Zweckänderung als Risiko
Ein besonderes Risiko besteht darin, dass KI-Systeme mit allgemeinem Verwendungszweck auch für hochriskante Zwecke verwendet werden können, obwohl sie selbst nicht hochriskant sind. Die KI-Verordnung (KI-VO), die seit August in Kraft ist und deren erste Pflichten im Februar 2025 gelten, gibt unter anderem vor, wann die Verwendung von KI verboten ist. Sie regelt auch, wann die Nutzung zwar erlaubt, aber an strenge und besondere Anforderungen geknüpft ist.
Die Verantwortung für den zweckwidrigen Einsatz von GPAI wie ChatGPT ist rechtlich noch nicht geklärt. Aber: Es spricht einiges dafür, dass man als Betreiber, sprich als die Person, die KI-Systeme mit allgemeinem Verwendungszweck nutzt, die Verantwortung für den Einsatz zu hochriskanten Zwecken übernehmen muss. Schließlich hat man sich ja für den Einsatz zu einem besonderen Zweck entschieden, ohne dass der Anbieter von ChatGPT das will oder weiß.

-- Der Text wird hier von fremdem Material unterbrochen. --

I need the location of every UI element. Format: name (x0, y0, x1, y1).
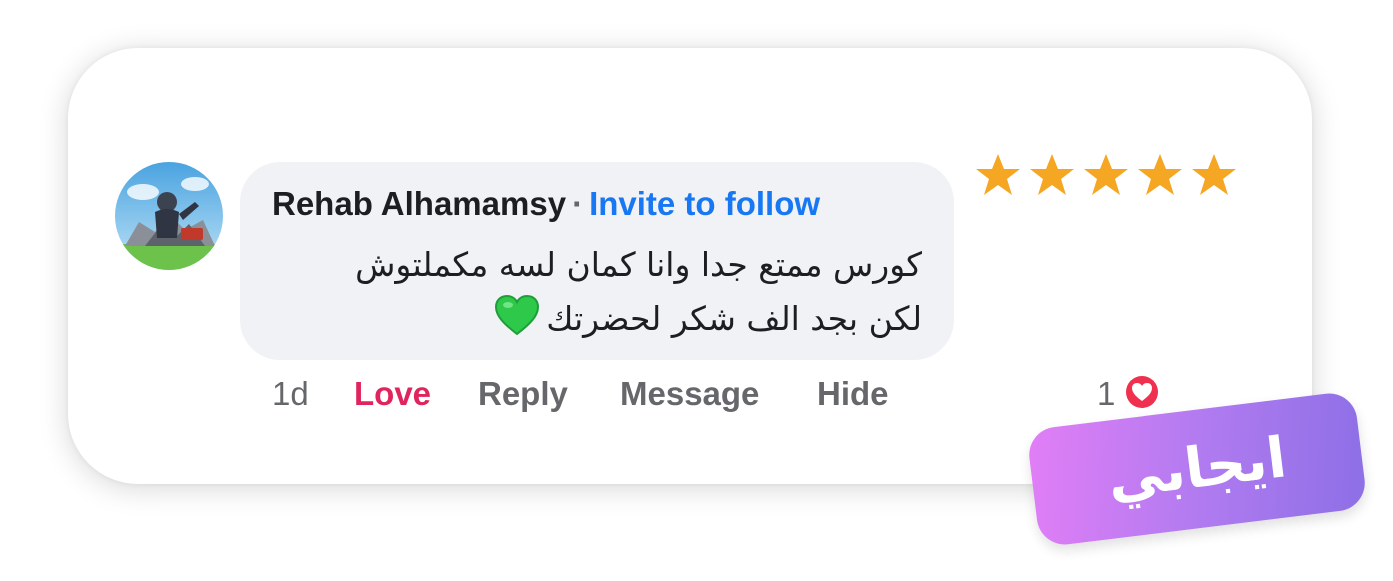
avatar-image (115, 162, 223, 270)
comment-text-line-1: كورس ممتع جدا وانا كمان لسه مكملتوش (355, 245, 922, 284)
comment-header: Rehab Alhamamsy · Invite to follow (272, 184, 820, 224)
star-icon (976, 154, 1020, 195)
invite-to-follow-link[interactable]: Invite to follow (589, 185, 820, 222)
green-heart-icon (494, 294, 540, 352)
message-button[interactable]: Message (620, 374, 759, 414)
reaction-summary[interactable]: 1 (1097, 372, 1163, 416)
avatar[interactable] (115, 162, 223, 270)
star-icon (1138, 154, 1182, 195)
star-icon (1192, 154, 1236, 195)
hide-button[interactable]: Hide (817, 374, 889, 414)
author-name[interactable]: Rehab Alhamamsy (272, 185, 566, 222)
reaction-count: 1 (1097, 375, 1116, 412)
star-rating (974, 152, 1238, 198)
reply-button[interactable]: Reply (478, 374, 568, 414)
star-icon (1030, 154, 1074, 195)
love-button[interactable]: Love (354, 374, 431, 414)
header-separator: · (572, 185, 584, 222)
comment-timestamp: 1d (272, 375, 309, 412)
star-icon (1084, 154, 1128, 195)
comment-text-line-2: لكن بجد الف شكر لحضرتك (546, 299, 922, 338)
love-reaction-icon (1121, 371, 1163, 418)
comment-text-line-2-wrap: لكن بجد الف شكر لحضرتك (262, 292, 922, 352)
comment-text: كورس ممتع جدا وانا كمان لسه مكملتوش لكن … (262, 238, 922, 352)
testimonial-stage: Rehab Alhamamsy · Invite to follow كورس مم… (0, 0, 1393, 581)
badge-label: ايجابي (1103, 425, 1290, 512)
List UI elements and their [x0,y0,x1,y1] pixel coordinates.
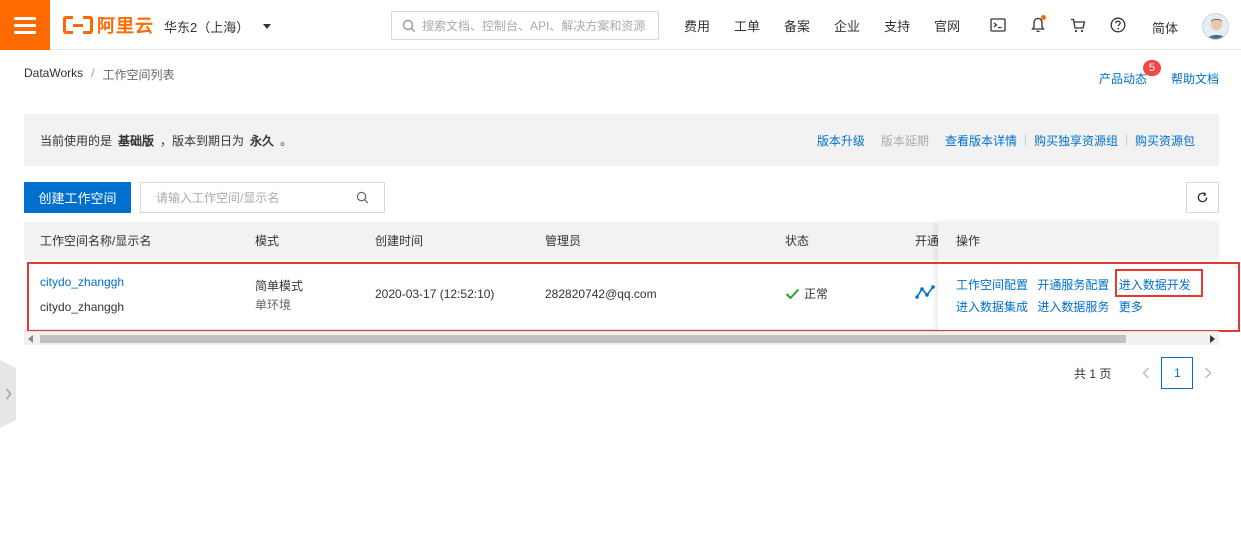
global-search-input[interactable] [422,18,652,33]
language-switch[interactable]: 简体 [1152,18,1178,37]
nav-enterprise[interactable]: 企业 [822,16,872,35]
service-graph-icon[interactable] [915,284,935,303]
banner-links: 版本升级 版本延期 查看版本详情 购买独享资源组 购买资源包 [809,114,1203,166]
breadcrumb-root[interactable]: DataWorks [24,66,83,83]
scroll-right-arrow-icon[interactable] [1210,335,1215,343]
user-avatar[interactable] [1202,13,1229,40]
nav-record[interactable]: 备案 [772,16,822,35]
more-link[interactable]: 更多 [1119,300,1143,314]
nav-ticket[interactable]: 工单 [722,16,772,35]
col-enabled: 开通 [915,234,940,248]
help-icon[interactable] [1098,0,1138,50]
page-number[interactable]: 1 [1161,357,1194,389]
breadcrumb-separator: / [91,66,95,80]
global-search[interactable] [391,11,659,40]
buy-exclusive-resource-link[interactable]: 购买独享资源组 [1026,132,1126,149]
cart-icon[interactable] [1058,0,1098,50]
notification-dot [1041,15,1046,20]
product-news-label: 产品动态 [1098,72,1147,86]
region-selector[interactable]: 华东2（上海） [164,17,272,36]
help-docs-link[interactable]: 帮助文档 [1171,70,1219,87]
prev-page-icon[interactable] [1133,357,1159,389]
data-service-link[interactable]: 进入数据服务 [1037,300,1109,314]
hamburger-menu-icon[interactable] [0,0,50,50]
check-icon [785,288,800,299]
caret-down-icon [263,24,272,29]
bell-icon[interactable] [1018,0,1058,50]
workspace-created-time: 2020-03-17 (12:52:10) [375,287,495,301]
workspace-config-link[interactable]: 工作空间配置 [956,278,1028,292]
workspace-admin: 282820742@qq.com [545,287,657,301]
aliyun-logo[interactable]: 阿里云 [63,14,154,36]
refresh-button[interactable] [1186,182,1219,213]
col-mode: 模式 [255,234,280,248]
col-admin: 管理员 [545,234,582,248]
side-expand-tab[interactable] [0,360,16,428]
workspace-status: 正常 [785,285,828,302]
nav-support[interactable]: 支持 [872,16,922,35]
product-news-link[interactable]: 产品动态 5 [1098,60,1161,87]
status-label: 正常 [804,287,829,301]
top-right-links: 产品动态 5 帮助文档 [1098,60,1219,87]
logo-text: 阿里云 [97,16,154,36]
workspace-display-name: citydo_zhanggh [40,300,125,314]
refresh-icon [1197,192,1208,203]
workspace-env: 单环境 [255,298,292,312]
col-actions: 操作 [938,222,1219,260]
pagination: 共 1 页 1 [1074,357,1221,389]
col-workspace-name: 工作空间名称/显示名 [40,234,152,248]
workspace-search[interactable] [140,182,385,213]
nav-fee[interactable]: 费用 [672,16,722,35]
aliyun-logo-icon [63,16,93,34]
buy-package-link[interactable]: 购买资源包 [1127,132,1203,149]
product-news-badge: 5 [1142,60,1161,76]
horizontal-scrollbar[interactable] [24,331,1219,345]
edition-expiry: 永久 [250,133,275,148]
nav-official-site[interactable]: 官网 [922,16,972,35]
top-navigation-bar: 阿里云 华东2（上海） 费用 工单 备案 企业 支持 官网 简体 [0,0,1241,50]
terminal-icon[interactable] [978,0,1018,50]
service-config-link[interactable]: 开通服务配置 [1037,278,1109,292]
scroll-thumb[interactable] [40,335,1126,343]
workspace-name-link[interactable]: citydo_zhanggh [40,275,124,289]
top-nav-icons [978,0,1138,50]
col-created: 创建时间 [375,234,424,248]
upgrade-link[interactable]: 版本升级 [809,132,873,149]
chevron-right-icon [5,388,11,400]
edition-banner: 当前使用的是 基础版 ，版本到期日为 永久。 版本升级 版本延期 查看版本详情 购买独… [24,114,1219,166]
top-nav-links: 费用 工单 备案 企业 支持 官网 [672,0,972,50]
search-icon[interactable] [356,191,369,204]
page-total: 共 1 页 [1074,366,1112,381]
details-link[interactable]: 查看版本详情 [937,132,1025,149]
data-development-highlight-box [1115,269,1203,297]
extend-link: 版本延期 [880,133,929,148]
data-integration-link[interactable]: 进入数据集成 [956,300,1028,314]
workspace-search-input[interactable] [156,190,356,205]
breadcrumb-current: 工作空间列表 [102,68,175,82]
workspace-mode: 简单模式 [255,279,304,293]
next-page-icon[interactable] [1195,357,1221,389]
avatar-icon [1206,19,1227,39]
region-label: 华东2（上海） [164,20,250,35]
edition-name: 基础版 [118,133,155,148]
create-workspace-button[interactable]: 创建工作空间 [24,182,131,213]
search-icon [402,19,416,32]
workspace-table: 工作空间名称/显示名 模式 创建时间 管理员 状态 开通 citydo_zhan… [24,222,1219,330]
edition-text: 当前使用的是 基础版 ，版本到期日为 永久。 [40,133,293,148]
scroll-left-arrow-icon[interactable] [28,335,33,343]
breadcrumb: DataWorks / 工作空间列表 [24,66,175,83]
col-status: 状态 [785,234,810,248]
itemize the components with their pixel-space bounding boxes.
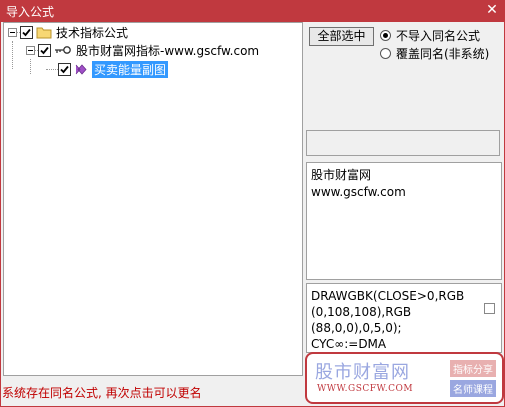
code-line: DRAWGBK(CLOSE>0,RGB xyxy=(311,289,465,303)
close-icon[interactable]: ✕ xyxy=(483,1,501,19)
child-checkbox[interactable] xyxy=(38,43,51,57)
title-bar: 导入公式 ✕ xyxy=(0,0,505,22)
window-title: 导入公式 xyxy=(6,5,55,19)
watermark-url: WWW.GSCFW.COM xyxy=(317,384,414,394)
description-line: www.gscfw.com xyxy=(311,185,406,199)
watermark-name: 股市财富网 xyxy=(315,362,410,383)
watermark-tag: 名师课程 xyxy=(450,380,496,397)
radio-indicator[interactable] xyxy=(380,30,391,41)
radio-indicator[interactable] xyxy=(380,48,391,59)
select-all-button[interactable]: 全部选中 xyxy=(309,27,374,46)
tree-connector xyxy=(46,69,58,70)
code-line: (0,108,108),RGB xyxy=(311,305,412,319)
radio-overwrite-duplicates[interactable]: 覆盖同名(非系统) xyxy=(380,45,489,62)
tree-node-label: 技术指标公式 xyxy=(56,25,129,40)
status-message: 系统存在同名公式, 再次点击可以更名 xyxy=(2,386,202,400)
folder-icon xyxy=(36,27,52,38)
code-line: CYC∞:=DMA xyxy=(311,337,387,351)
tree-connector xyxy=(12,41,13,69)
tree-node-label: 股市财富网指标-www.gscfw.com xyxy=(76,43,260,58)
collapse-icon[interactable] xyxy=(26,45,35,55)
info-bar xyxy=(306,130,500,156)
collapse-icon[interactable] xyxy=(8,27,17,37)
tree-node-child[interactable]: 股市财富网指标-www.gscfw.com xyxy=(26,41,259,59)
tree-node-leaf[interactable]: 买卖能量副图 xyxy=(58,60,169,78)
description-line: 股市财富网 xyxy=(311,168,372,182)
tree-node-label: 买卖能量副图 xyxy=(92,60,169,78)
key-icon xyxy=(55,46,71,54)
formula-gem-icon xyxy=(75,63,87,75)
root-checkbox[interactable] xyxy=(20,25,33,39)
code-option-checkbox[interactable] xyxy=(484,303,495,314)
tree-node-root[interactable]: 技术指标公式 xyxy=(8,23,128,41)
formula-tree[interactable]: 技术指标公式 股市财富网指标-www.gscfw.com 买卖能量副图 xyxy=(3,22,303,376)
radio-label: 不导入同名公式 xyxy=(396,29,481,43)
radio-skip-duplicates[interactable]: 不导入同名公式 xyxy=(380,27,480,44)
description-panel: 股市财富网 www.gscfw.com xyxy=(306,162,502,280)
watermark-tag: 指标分享 xyxy=(450,360,496,377)
code-line: (88,0,0),0,5,0); xyxy=(311,321,402,335)
watermark-logo: 股市财富网 WWW.GSCFW.COM 指标分享 名师课程 xyxy=(305,352,504,404)
formula-code-panel[interactable]: DRAWGBK(CLOSE>0,RGB (0,108,108),RGB (88,… xyxy=(306,283,502,353)
radio-label: 覆盖同名(非系统) xyxy=(396,47,490,61)
tree-connector xyxy=(30,59,31,74)
leaf-checkbox[interactable] xyxy=(58,62,71,76)
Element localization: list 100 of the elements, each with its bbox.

"Hundeführerschein" und "KI-Führerschein"
Deshalb muss man sich dringend absichern, wenn es um den Einsatz von GPAI geht. Man muss lernen, wann man in hochriskante oder gar verbotene Zonen kommt. Das ist nicht ungewöhnlich.
Auch als Tierhalter muss man je nach Risiko einen "Tierführerschein" machen, um seine Eignung für den Umgang mit dem autonomen und potenziell gefährlichen Wesen nachzuweisen.
KI-Kompetenz: Rechtspflicht und Schutzkonzept
Das Konzept der KI-VO zur Schaffung der Verantwortung in der Wirtschaft besteht deshalb unter anderem darin, ab Februar 2025 jeden, der KI-Systeme zu nicht privaten Zwecken verwendet, KI-kompetent zu machen und so Risiken kalkulierbar zu machen.
So schließt sich der Kreis. Nur mit KI-Kompetenz kann man von Beschäftigten verlangen, dass sie die vielen Fälle, in denen die Verwendung der KI ohne nennenswerte Einschränkungen nach der KI-VO erlaubt ist, erkennen.